Written by Alison Derry, Université du Québec à Montréal (UQAM), Miguel Cañedo-Argüelles, Universitat de Barcelona & Stephanie J Melles, Toronto Metropolitan University. Photo credit: Author provided. Originally published in The Conversation.
Roads require de-icing strategies in northern regions, but this practice has negative effects on aquatic biodiversity.
Freshwater ecosystems around the world are becoming saltier and saltier. Many human-driven factors contribute to freshwater salinization, including: irrigation, oil extraction, potash mining, and road de-icing.
As a result, salts enter waterways. But as bad news never comes alone, the salts are often accompanied by a toxic cocktail of other pollutants, whose combined toxicological effects are largely unknown.
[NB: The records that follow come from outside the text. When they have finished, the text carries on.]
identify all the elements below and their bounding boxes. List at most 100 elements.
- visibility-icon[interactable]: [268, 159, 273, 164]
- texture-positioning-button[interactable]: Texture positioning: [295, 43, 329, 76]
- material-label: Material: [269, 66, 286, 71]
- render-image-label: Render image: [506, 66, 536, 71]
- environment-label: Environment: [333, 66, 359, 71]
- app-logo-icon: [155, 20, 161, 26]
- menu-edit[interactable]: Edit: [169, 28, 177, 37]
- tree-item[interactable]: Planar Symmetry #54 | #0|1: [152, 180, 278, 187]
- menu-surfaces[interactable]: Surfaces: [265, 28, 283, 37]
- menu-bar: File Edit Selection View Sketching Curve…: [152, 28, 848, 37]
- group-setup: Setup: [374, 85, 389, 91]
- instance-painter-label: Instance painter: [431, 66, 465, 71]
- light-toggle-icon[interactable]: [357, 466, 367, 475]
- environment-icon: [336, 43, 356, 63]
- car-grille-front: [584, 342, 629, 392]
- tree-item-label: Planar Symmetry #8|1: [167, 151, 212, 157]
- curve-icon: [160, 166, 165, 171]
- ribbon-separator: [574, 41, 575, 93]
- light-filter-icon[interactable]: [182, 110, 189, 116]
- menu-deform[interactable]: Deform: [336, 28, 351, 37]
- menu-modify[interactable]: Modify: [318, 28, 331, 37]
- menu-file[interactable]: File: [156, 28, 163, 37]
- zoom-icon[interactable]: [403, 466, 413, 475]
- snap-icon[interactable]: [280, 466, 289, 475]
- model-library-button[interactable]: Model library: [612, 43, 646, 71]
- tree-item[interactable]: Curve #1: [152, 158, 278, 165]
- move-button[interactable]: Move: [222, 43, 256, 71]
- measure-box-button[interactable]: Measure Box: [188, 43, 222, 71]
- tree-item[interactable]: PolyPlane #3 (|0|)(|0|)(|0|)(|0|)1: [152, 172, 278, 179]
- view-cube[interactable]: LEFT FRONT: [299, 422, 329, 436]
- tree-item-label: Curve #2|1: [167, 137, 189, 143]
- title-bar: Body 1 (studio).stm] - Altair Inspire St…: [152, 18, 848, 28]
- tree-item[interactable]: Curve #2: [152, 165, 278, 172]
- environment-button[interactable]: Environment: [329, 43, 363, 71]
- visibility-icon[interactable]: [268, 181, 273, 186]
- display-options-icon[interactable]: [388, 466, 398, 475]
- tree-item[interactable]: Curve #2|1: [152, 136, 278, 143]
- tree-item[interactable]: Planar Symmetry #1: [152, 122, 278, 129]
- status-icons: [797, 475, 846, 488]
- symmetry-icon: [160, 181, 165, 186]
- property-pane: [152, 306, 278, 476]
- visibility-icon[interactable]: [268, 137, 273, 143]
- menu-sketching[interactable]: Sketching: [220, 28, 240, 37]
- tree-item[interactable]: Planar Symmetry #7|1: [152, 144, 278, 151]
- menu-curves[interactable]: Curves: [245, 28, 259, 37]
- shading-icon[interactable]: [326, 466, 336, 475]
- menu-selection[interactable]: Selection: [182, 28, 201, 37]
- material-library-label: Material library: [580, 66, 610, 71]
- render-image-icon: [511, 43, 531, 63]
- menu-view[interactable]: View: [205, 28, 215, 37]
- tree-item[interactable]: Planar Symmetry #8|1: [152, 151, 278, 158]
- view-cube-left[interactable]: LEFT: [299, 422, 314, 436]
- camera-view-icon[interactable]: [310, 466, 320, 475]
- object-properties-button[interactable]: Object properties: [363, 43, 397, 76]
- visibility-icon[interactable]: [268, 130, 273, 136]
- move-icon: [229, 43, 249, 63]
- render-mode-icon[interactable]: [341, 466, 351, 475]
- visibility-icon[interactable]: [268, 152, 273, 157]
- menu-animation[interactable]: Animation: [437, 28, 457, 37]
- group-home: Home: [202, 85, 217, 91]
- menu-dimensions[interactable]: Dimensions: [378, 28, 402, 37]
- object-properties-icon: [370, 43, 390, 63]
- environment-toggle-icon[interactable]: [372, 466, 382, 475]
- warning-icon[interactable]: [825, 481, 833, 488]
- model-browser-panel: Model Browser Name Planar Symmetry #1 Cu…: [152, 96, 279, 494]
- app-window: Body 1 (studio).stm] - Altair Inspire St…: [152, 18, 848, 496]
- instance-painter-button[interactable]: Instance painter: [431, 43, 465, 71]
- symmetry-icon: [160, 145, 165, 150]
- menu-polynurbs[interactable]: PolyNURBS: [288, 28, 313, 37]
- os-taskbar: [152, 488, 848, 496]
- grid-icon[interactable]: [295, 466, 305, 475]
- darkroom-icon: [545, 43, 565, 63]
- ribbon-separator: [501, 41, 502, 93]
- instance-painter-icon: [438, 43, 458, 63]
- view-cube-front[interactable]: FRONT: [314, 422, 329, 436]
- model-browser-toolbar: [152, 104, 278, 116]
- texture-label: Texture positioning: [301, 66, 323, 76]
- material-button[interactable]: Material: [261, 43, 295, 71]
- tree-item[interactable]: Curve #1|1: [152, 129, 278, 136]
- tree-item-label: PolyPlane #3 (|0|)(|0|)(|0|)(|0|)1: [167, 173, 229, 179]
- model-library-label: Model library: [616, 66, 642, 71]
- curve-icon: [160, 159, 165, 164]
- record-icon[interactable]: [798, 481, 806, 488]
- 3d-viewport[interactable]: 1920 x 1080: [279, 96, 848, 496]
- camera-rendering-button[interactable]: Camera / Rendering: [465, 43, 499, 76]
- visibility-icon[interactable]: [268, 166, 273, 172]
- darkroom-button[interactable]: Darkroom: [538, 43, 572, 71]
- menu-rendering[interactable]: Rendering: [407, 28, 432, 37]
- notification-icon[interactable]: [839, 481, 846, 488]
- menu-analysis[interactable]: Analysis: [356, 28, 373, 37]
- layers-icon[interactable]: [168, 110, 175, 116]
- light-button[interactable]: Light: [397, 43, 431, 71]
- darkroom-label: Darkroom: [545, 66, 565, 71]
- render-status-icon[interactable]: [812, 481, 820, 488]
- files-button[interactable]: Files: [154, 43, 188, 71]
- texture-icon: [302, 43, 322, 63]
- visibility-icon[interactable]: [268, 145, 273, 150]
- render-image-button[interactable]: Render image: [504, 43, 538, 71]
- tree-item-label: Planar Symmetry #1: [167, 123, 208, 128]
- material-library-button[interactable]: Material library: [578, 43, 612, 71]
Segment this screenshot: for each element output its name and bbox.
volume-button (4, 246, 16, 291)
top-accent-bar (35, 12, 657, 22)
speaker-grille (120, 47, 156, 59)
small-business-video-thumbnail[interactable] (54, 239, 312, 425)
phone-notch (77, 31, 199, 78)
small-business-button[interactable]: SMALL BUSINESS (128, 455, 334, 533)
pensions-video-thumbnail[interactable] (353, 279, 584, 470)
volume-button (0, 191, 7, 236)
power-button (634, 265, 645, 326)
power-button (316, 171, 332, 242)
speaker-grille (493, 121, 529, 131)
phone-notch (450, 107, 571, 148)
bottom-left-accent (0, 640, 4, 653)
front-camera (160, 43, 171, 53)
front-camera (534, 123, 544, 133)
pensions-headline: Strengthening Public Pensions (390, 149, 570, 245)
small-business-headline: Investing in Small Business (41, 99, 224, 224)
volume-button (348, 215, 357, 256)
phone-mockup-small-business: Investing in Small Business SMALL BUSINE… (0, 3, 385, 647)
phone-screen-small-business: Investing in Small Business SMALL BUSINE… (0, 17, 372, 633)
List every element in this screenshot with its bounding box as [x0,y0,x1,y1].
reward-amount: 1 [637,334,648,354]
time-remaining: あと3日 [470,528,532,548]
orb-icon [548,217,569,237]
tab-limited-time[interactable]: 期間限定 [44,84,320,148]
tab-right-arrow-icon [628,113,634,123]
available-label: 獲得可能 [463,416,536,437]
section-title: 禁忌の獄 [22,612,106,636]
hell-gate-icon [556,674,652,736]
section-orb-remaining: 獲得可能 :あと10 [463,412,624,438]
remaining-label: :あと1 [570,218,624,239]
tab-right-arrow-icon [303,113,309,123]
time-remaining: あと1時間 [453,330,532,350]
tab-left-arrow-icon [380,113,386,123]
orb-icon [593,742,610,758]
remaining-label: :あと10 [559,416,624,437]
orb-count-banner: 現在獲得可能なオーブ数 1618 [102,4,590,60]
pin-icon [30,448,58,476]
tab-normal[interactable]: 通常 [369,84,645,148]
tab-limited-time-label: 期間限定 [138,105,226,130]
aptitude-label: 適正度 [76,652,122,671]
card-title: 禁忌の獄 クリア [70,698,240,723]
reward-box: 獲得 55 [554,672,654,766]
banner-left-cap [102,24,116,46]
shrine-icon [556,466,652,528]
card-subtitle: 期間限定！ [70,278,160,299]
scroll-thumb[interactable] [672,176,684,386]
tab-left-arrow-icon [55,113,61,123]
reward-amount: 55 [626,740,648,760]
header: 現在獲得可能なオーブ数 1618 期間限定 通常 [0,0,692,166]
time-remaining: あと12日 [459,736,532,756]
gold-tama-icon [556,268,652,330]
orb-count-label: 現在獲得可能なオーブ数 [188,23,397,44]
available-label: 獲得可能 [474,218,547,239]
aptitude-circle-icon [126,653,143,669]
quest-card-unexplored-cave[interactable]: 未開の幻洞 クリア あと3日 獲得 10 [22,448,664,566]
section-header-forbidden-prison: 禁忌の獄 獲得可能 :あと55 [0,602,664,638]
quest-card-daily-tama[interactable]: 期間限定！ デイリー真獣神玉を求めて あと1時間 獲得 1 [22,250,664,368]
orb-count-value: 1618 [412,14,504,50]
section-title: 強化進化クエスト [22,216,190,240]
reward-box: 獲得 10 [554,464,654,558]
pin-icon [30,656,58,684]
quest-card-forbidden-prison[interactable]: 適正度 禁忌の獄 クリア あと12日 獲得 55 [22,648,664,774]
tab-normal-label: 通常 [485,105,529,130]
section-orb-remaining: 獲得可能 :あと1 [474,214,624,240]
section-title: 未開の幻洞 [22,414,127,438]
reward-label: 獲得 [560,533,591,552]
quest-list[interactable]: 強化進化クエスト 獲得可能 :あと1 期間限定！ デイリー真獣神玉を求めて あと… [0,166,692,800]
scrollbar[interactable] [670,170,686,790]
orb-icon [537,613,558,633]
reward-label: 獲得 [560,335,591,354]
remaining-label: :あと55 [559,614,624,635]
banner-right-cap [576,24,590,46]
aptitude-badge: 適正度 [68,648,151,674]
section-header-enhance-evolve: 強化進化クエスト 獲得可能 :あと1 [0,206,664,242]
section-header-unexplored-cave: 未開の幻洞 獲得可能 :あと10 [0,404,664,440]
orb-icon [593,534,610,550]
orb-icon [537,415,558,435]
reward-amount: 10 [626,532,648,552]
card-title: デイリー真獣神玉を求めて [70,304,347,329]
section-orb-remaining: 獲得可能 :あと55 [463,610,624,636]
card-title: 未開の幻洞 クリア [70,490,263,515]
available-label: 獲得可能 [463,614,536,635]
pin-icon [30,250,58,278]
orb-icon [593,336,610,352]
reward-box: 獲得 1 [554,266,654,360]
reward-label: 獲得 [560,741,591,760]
Scientists around the world are working together to understand the ecological impacts of increasing salinization on aquatic biodiversity and food webs. Our ultimate goal? To examine the adequacy of water quality toxicity thresholds for the protection of aquatic life.
Salinization, a major problem
Canada is home to a majority of the world’s freshwater resources, mostly concentrated in the provinces of Ontario and Québec, where close to 5 million tons of road salt are applied annually to de-ice roads.
Combined with climate change and increasing frequency and duration of drought in many regions of the world, the problem is getting worse. This is a major concern. Why? Because the availability of freshwater resources will become a critical factor for humanity over the next 50 years.
Researchers from around the world mobilized
We recently presented a series of articles in a special issue on freshwater salinization in the journal Limnology and Oceanography Letters, published last February.
In this special issue, we focus on sodium chloride (NaCl), the same molecule found in table salt, as a key agent of freshwater salinization. We highlight a series of co-ordinated field experiments, conducted by researchers in North America and Europe, that have addressed the impacts of freshwater salinization on zooplankton (microscopic crustaceans) at a regional scale.
Zooplankton are an ecologically critical group in aquatic food webs and are often used as indicators to detect environmental change due to their sensitive ecological tolerances.
The main conclusions of these experiments are as follows:
- Water quality guidelines in Canada and the United States (standards) do not adequately protect freshwater zooplankton, which could lead to an increase in the abundance of algae, which the zooplankton feed on. This is because when zooplankton abundance decreases, especially for large grazers such as Daphnia, phytoplankton can proliferate under conditions of reduced predation;
- Salinization of freshwater systematically leads to a loss of abundance and diversity of zooplankton in all regions; and
- Individuals of the same zooplankton species do not all exhibit the same tolerance to salinity. Thus, this variation may interfere with our ability to predict community-level responses. Water quality guidelines may therefore need to be adjusted to become more region-specific.
A matter of regulation
Many questions remain unanswered. However, what we do now know is that long-term water quality guidelines (Canada: 120 mg Cl⁻¹L⁻¹; United States: 230 mg Cl⁻¹L⁻¹) and in the short term (Canada: 640 mg Cl⁻¹L⁻¹; United States: 860 mg Cl⁻¹L⁻¹) for chloride concentrations are too high to protect aquatic life in Canada and in the United States. For reference, a pinch of salt in a pot of water corresponds to approximately 0.3 g of Cl⁻¹/L⁻¹. In other words, adverse effects are observed at much lower concentrations. Regulations in Canada and the United States should therefore be reviewed. In Europe, the water quality standards for salinity for the protection of aquatic life in freshwater ecosystems are mostly absent.
The importance of taking concrete action
Water quality guidelines for the protection of aquatic life are generally established using laboratory tests (called toxicological tests) on a single species.
However, aquatic habitats harbour a complex array of predators, prey, competitors, and pathogens, the interactions of which can limit our ability to predict the responses of communities and species to pollutants .
Thus, the collective research published in this special issue also highlights the importance of understanding ecological responses in multi-species communities in natural settings to assess the responses of freshwater life to human impacts.
Overall, we should develop alternative applications and technologies that are more sustainable and efficient.
We also need to establish more appropriate water quality guidelines to improve controls on salts entering our freshwater environments to reduce adverse effects on aquatic life and the quality of our freshwater resources.